Petri Kymlander, a jewelry designer who occupies a studio at Shady Lea Mill, working on one of his newer pieces. Kymlander is one of the many artists inhabiting the mill. 

 

atrubia@ricentral.com

NORTH KINGSTOWN – The denizens of Shady Lea Mill are currently busy preparing for the  22nd Annual Open Studios, a two-day event in early December that allows guests to tour and interact with several artists and their work. 

Shady Lea Mill, now comprised of more than 40 separate studios, had an extensive history before being converted into a haven for artists. 

Originally established in the 1820s as a fabric mill, it was purchased by Ambrose Reisert in the middle of the 20th Century to serve as a global manufacturer of metal staples and staple machines.  

However, after the manufacturing business was sold in the 1980s, the Reisert family decided to convert the mill into a “haven for dreamers and creators” to “form a community where they can learn, share, and work”–giving way to the mill’s current form and purpose of housing a collection of artist studios.    

Now owned and operated by Andy Reisert’s daughter, Lynn Krim, the mill continues to function as “a fortress of creative solitude,” a descriptor dubbed by one of the mill’s founding artisans, John Bolger.   

“The important thing for my dad was that a space was created where artists can be free to be themselves, and not feel the pressures of the outside world. And I guess that’s what it was,” Krim said. 

Today, more than 40 studios comprise the mill, operating as a place to work for artists like Martin Keen, creator of Keen shoes and Focal Furniture; painters, Ethan French, Jo-Anna Wendall, and Jo-Anna Melrose; jewelry designs Nancy DiMarzio, Lisa Gibson and Petri Kymlander; fashion designs by Diane Harrison; and many, many more. 

And while the mill–a large brick building, packed with studio after studio–could rightly be called a “fortress,” that doesn’t stop Krim and many of the artists occupying it from opening their doors to the public every year for the annual open studios event. 

Not only do they showcase their work, but the artists also demonstrate how the work is made, offering interactive experiences for guests. 

“It gives the artists the opportunity to share their life and their work with the local people,” Krim said. “We have demonstrations going on the whole time and their doors are open.
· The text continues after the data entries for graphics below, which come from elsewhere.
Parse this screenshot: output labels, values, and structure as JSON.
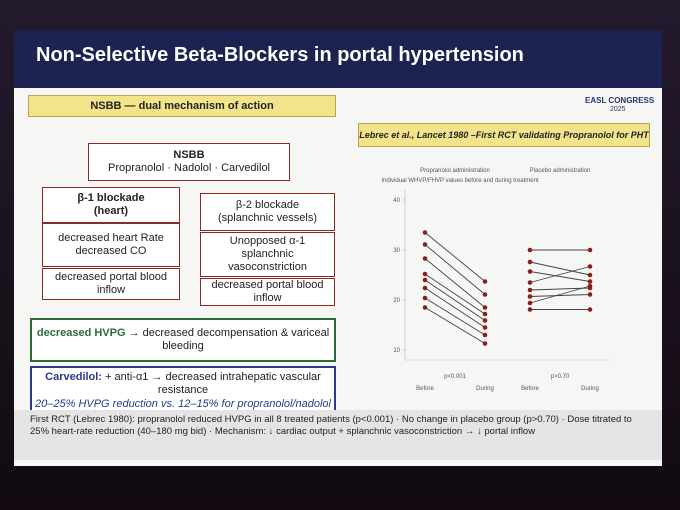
{
  "header": {
    "title": "Non-Selective Beta-Blockers in portal hypertension",
    "logo": "EASL CONGRESS",
    "logo_year": "2025"
  },
  "left": {
    "heading": "NSBB — dual mechanism of action",
    "root": {
      "title": "NSBB",
      "drugs": "Propranolol · Nadolol · Carvedilol"
    },
    "beta1": {
      "title": "β-1 blockade",
      "subtitle": "(heart)",
      "effect": "decreased heart Rate decreased CO",
      "result": "decreased portal blood inflow"
    },
    "beta2": {
      "title": "β-2 blockade",
      "subtitle": "(splanchnic vessels)",
      "effect": "Unopposed α-1 splanchnic vasoconstriction",
      "result": "decreased portal blood inflow"
    },
    "hvpg": {
      "lead": "decreased HVPG",
      "text": "→ decreased decompensation & variceal bleeding"
    },
    "carvedilol": {
      "lead": "Carvedilol:",
      "text": "+ anti-α1 → decreased intrahepatic vascular resistance",
      "note": "20–25% HVPG reduction vs. 12–15% for propranolol/nadolol"
    }
  },
  "right": {
    "heading": "Lebrec et al., Lancet 1980 –First RCT validating Propranolol for PHT",
    "chart": {
      "type": "line",
      "subtitle": "Individual WHVP/FHVP values before and during treatment",
      "ylim": [
        8,
        42
      ],
      "yticks": [
        10,
        20,
        30,
        40
      ],
      "x_labels": [
        "Before",
        "During"
      ],
      "groups": [
        {
          "name": "Propranolol administration",
          "p_value": "p<0.001",
          "before": [
            33.5,
            31.1,
            28.3,
            25.2,
            24.0,
            22.4,
            20.4,
            18.5
          ],
          "during": [
            23.7,
            21.1,
            18.5,
            17.2,
            15.9,
            14.5,
            13.0,
            11.3
          ]
        },
        {
          "name": "Placebo administration",
          "p_value": "p>0.70",
          "before": [
            30,
            27.6,
            25.7,
            23.5,
            22,
            20.7,
            19.4,
            18.1
          ],
          "during": [
            30,
            25,
            23.7,
            26.7,
            22.4,
            21.1,
            22.8,
            18.1
          ]
        }
      ]
    }
  },
  "footer": "First RCT (Lebrec 1980): propranolol reduced HVPG in all 8 treated patients (p<0.001) · No change in placebo group (p>0.70) · Dose titrated to 25% heart-rate reduction (40–180 mg bid) · Mechanism: ↓ cardiac output + splanchnic vasoconstriction → ↓ portal inflow"
}
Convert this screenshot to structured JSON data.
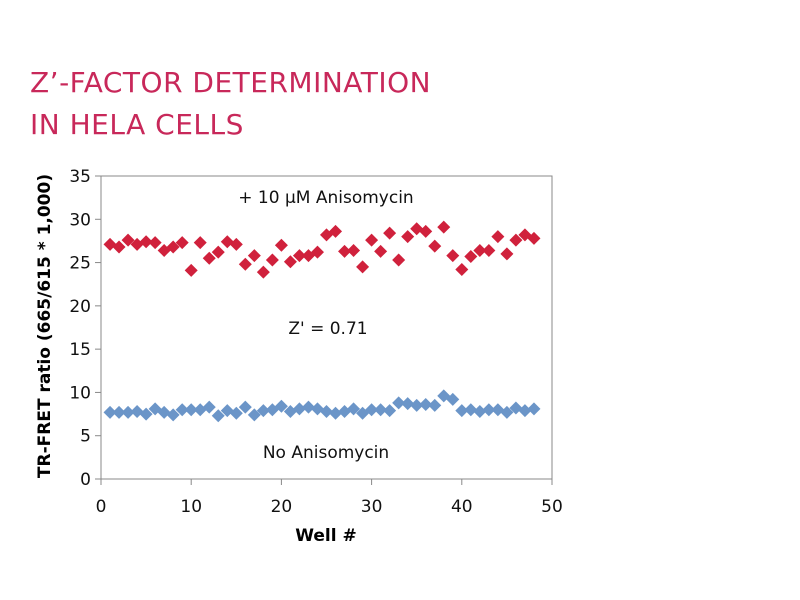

They meet people and have the opportunity to talk and show what they do.”

The demonstrations will include displays of glass blowing, pottery, weaving, spinning, metalwork, sculpting and much more. 

Other artwork on display will feature several types of fine art, mixed media, fusing, illustrations and more. 

Krim is also especially keen to share the open studios with Rhode Island’s youth, conducting a special outreach to area high schools to encourage participation at this year’s weekend-long event. 

Krim explained that, more than two decades ago, when there were only a handful of artist studios, surrounding neighbors expressed some skepticism and intrigue about the function of Shady Lea Mill. To put them at ease, the artists invited the neighbors to tour the studios–which kicked off the annual tradition of opening the doors to the mill and allowing guests to peruse the artists and their work.  

“It all started when there were just a few people in the mill and the neighborhood was a little sketchy about what was going on, so they decided they’d open the doors, have a party and invite the neighbors in,” Krim said.  

Twenty-two years later, and the tradition still goes on, with roughly 3,000 to 4,000 people attending the open studios event each year.  

Shady Lea Mill’s 22nd Annual Open Studios will take place on Dec. 7 and 8, from 11 a.m. to 5 p.m. on both days at the mill’s location at 215 Shady Lea Road. While admission is free, guests are asked to bring a non-perishable donation for the North Kingstown Food Bank.